Pakistan responded with its own military action, directly targeting Indian military sites and expanding the confrontation in an attempt to impose costs and shift the dynamic. India answered with a broader set of operations focused on degrading Pakistan’s military infrastructure, including multiple air bases and operational nodes that supported its ability to sustain further action. Over the course of four days, the exchange followed a pattern of escalation and counter-escalation in which India maintained the initiative and imposed increasing costs until a ceasefire was reached.
This sequence reflects an emerging approach in India’s strategic behavior. Earlier responses to attacks such as Uri in 2016, when militants killed nineteen Indian soldiers at an army base, and Pulwama in 2019, when a suicide bombing killed forty paramilitary personnel, marked a break from past restraint but remained limited and tightly controlled. Operation Sindoor went further by combining depth, precision, and the integration of military and non-military tools in a more deliberate form of signaling. The objective was not limited to retaliation. It was to reshape expectations about what follows a major terrorist attack.

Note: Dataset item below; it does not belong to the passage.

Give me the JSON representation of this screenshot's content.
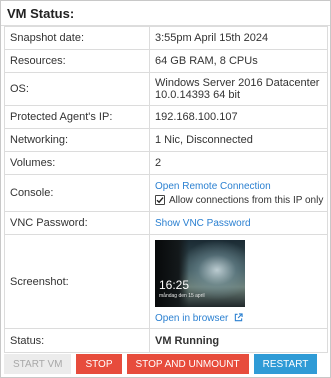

Statements from India’s leadership reinforced that position. Prime Minister Narendra Modi framed the issue in direct terms, making clear that cooperation cannot exist alongside terrorism and that agreements, including those as significant as water-sharing arrangements, are conditional when violence continues. He warned that “blood and water cannot flow together,” signalling a shift in how India links security behavior to broader relations. He also made clear that India would no longer accept a situation in which proxy attacks continue under the assumption that nuclear deterrence would prevent meaningful response (“terror and talks cannot go together”).

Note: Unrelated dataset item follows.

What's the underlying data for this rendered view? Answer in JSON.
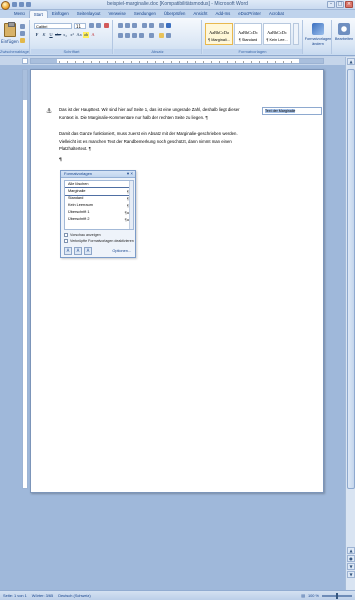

At the same time, the persistence of cross-border attacks underscores the limits of any single response. Networks tied to Lashkar-e-Taiba and similar groups have shown the ability to adapt, regenerate, and continue operations despite sustained pressure. Even after Operation Sindoor, security forces continued to uncover improvised explosive devices along infiltration routes and disrupt planned attacks in Jammu and Kashmir. In November 2025, a car bomb exploded near the Red Fort in New Delhi, killing more than a dozen people and injuring many others in what Indian authorities classified as a terrorist attack tied to a broader network with links to Pakistan-based groups. The attack was investigated under India’s anti-terror laws and viewed by Indian authorities within the broader pattern of cross-border terrorism. This was not an isolated incident but part of a continuing pattern of attacks and disrupted plots aimed at both security forces and symbolic targets. The shift in India’s strategic doctrine is real and significant, but it will require sustained operations, continued pressure, and long-term preparation to translate tactical success into lasting change.

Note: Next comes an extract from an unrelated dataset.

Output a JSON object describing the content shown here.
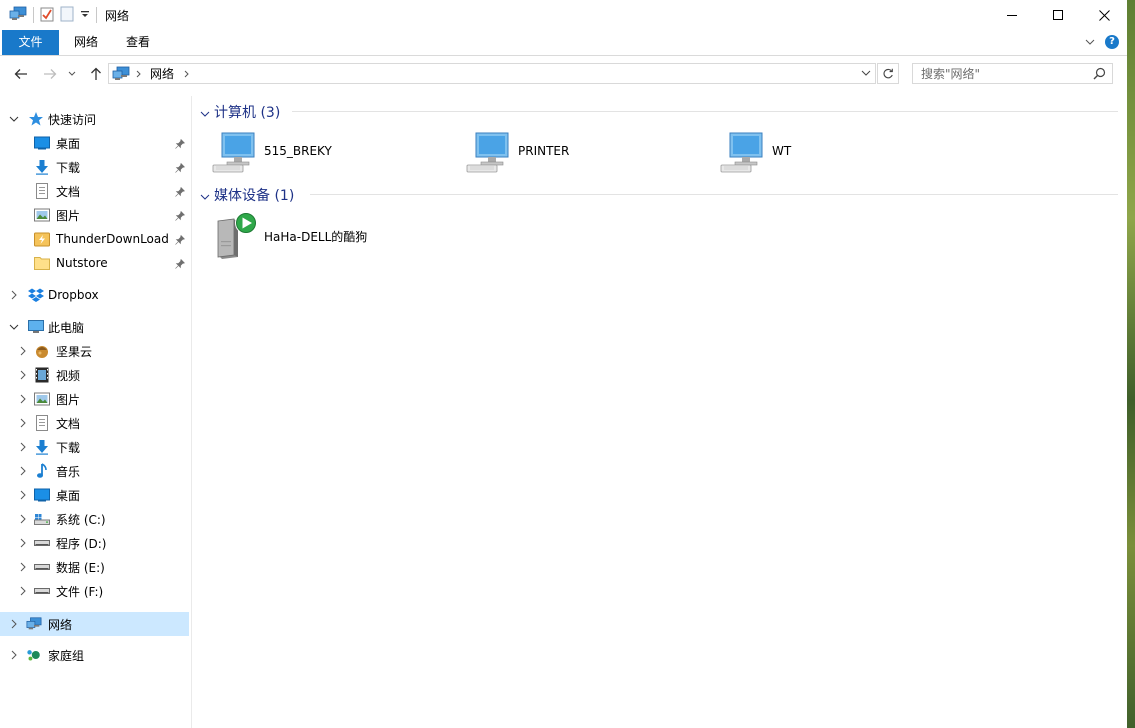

Remembering Pahalgam means more than recounting what happened in that meadow. It requires understanding the structure behind the attack, the strategy that enabled it, and the response that followed. Pahalgam deserves more than remembrance. It deserves an honest accounting of why proxy violence continues and what it actually takes to stop it. Nepal could do well to heed the lessons from hijack of IC 814 in 1999 from Kathmandu and then from the Pahalgam terrorist attack, and evolve its own counter-terrorism policy.
This specific news has been automatically translated by AI. As a result, there may be some inaccuracies or language errors.